Archive for tag: climate change

Inevitable externalities

You can’t plan for everything.  We know that BP avoided paying $500,000 for a piece of safety equipment that’s mandatory in other countries, a remote shutoff valve that might have been able to prevent the worst of what we’re seeing now.  Clearly this is a pretty loud cry for better regulations.  And while I certainly don’t think this is Obama’s fault, I’m also reluctant to blame the Bush administration:

BP and its employees have given more than $3.5 million to federal candidates over the past 20 years, with the largest chunk of their money going to Obama, according to the Center for Responsive Politics.

I’m not saying this to advance some sort of crazy conspiracy that Obama conspired to blow up the rig to improve the chances of banning offshore drilling and getting a comprehensive energy-climate bill through (because somehow in this country’s political discourse, 11 dead workers and massive environmental and economic damage is a reason to drill more, not less, and it looks like this is going to make Kerry-Graham-Lieberman harder, not easier), or that the response was deliberately slow (it wasn’t [and if you only read one of the links from this piece, it should be that one]), just that a culture of deregulation has been normal for a long time.  Notwithstanding smaller regulatory moves like this (which in my opinion are what differentiate this administration from the last), I don’t think that it’s fair to blame the laxity of American corporate (especially energy) regulations entirely on Bush.

What we have a chance to do now is to reclaim the externalities.  It’s time to impose a windfall profits tax on all non-renewable energy companies, and mark all revenues collected for clean energy R&D and investment.  That’s going to be hard with people like Mary Landrieu and John Boehner holding as much sway as they do because of bizarre and misused parliamentary procedures, but it needs to be done.  A price on carbon would be nice too.  We need strong leadership from Obama right now.  His history with offshore drilling is complicated, but I really do believe he wants it ended.  It’s a question of political feasibility.  And this is his chance.

If we let the GOP (read: the ones calling for expanded offshore drilling) get away with painting themselves as the true bearers of a “comprehensive” (and their plan is anything but), it won’t just be a political defeat.  Cap-and-trade (which I continue to defend as the best system out there) will be dead, and if the GOP gains a majority in the House this year (which is looking increasingly likely), we may not get a comprehensive energy-climate bill until it’s too late.

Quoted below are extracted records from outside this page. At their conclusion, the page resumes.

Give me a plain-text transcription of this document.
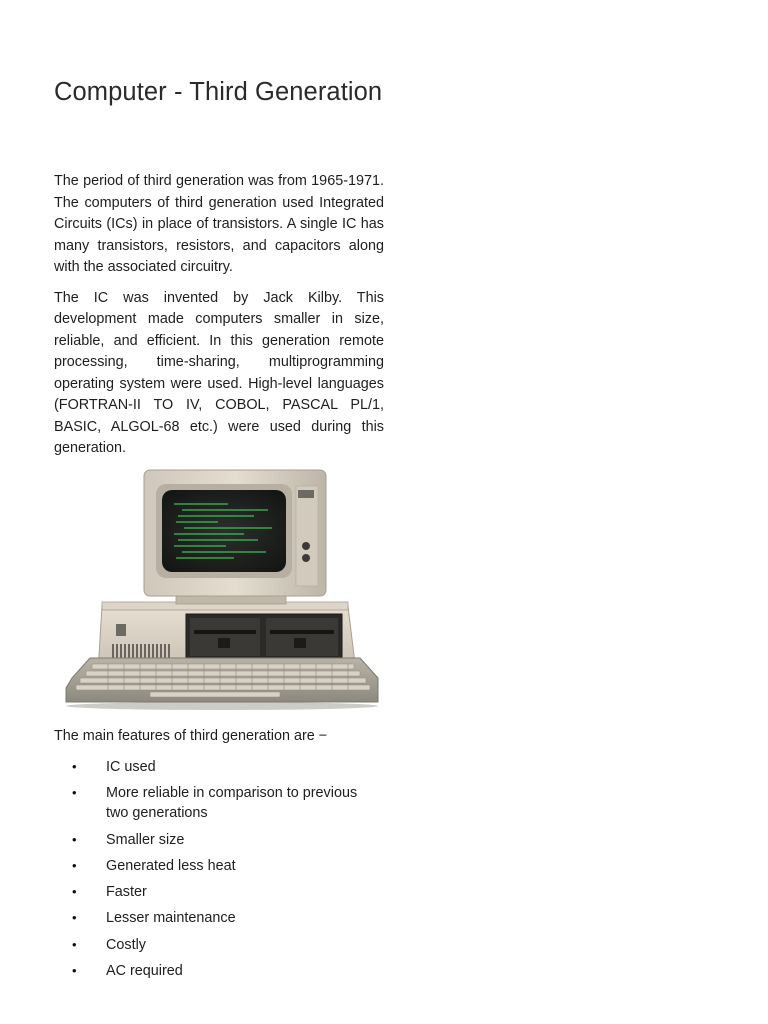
Computer - Third Generation

The period of third generation was from 1965-1971. The computers of third generation used Integrated Circuits (ICs) in place of transistors. A single IC has many transistors, resistors, and capacitors along with the associated circuitry.

The IC was invented by Jack Kilby. This development made computers smaller in size, reliable, and efficient. In this generation remote processing, time-sharing, multiprogramming operating system were used. High-level languages (FORTRAN-II TO IV, COBOL, PASCAL PL/1, BASIC, ALGOL-68 etc.) were used during this generation.

The main features of third generation are −

•	IC used
•	More reliable in comparison to previous two generations
•	Smaller size
•	Generated less heat
•	Faster
•	Lesser maintenance
•	Costly
•	AC required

How should news sources decide who to give coverage to?

If you’re not reading Climate Progress already, you should be.  Period.  CP is pretty much the best source out their for the politics and policy of energy, climate, and their economic impacts.

Joe Romm’s post on the DC climate rally got me thinking about media coverage.  More specifically, how should media organizations make decisions on what to spend their airtime/journalistic space covering?  Clearly, decisions on this subject are complicated and the responsibility for making them doesn’t rest on a single person.  It’s thus rather irresponsible to denounce a news organization as partisan or having an agenda based on a single editorial decision.  Smart people can and do disagree on what deserves reporting.

But faced with the overwhelming lack of reporting on the threat from and policies intended to combat climate change, it’s hard to excuse any news outlet from ignoring or downplaying the the issue.  As Romm puts it:

Yes, the biggest single climate rally in U.S. history is dismissed by comparison with the hypothetical cumulative turnout of dozens of future rallies on immigration.  Who says the media isn’t fair?

Now, the obvious response to this is that the size of a protest shouldn’t really determine how much coverage it gets.  For example, I don’t dismiss Tea Party protest because they’re not big enough (in fact, I think they’re alarmingly large), I dismiss them because they have no idea what they’re talking about. I find it difficult to believe that any journalist takes the grievances of the Tea Party as seriously as the threat from climate change, but that sure is what it seems like based on the quantity (the New York Times doesn’t appear to have much coverage at all) of coverage.

Bottom line: if you think that socialism is a greater threat to this country than climate change, I’ve got a bridge I’d like to sell you.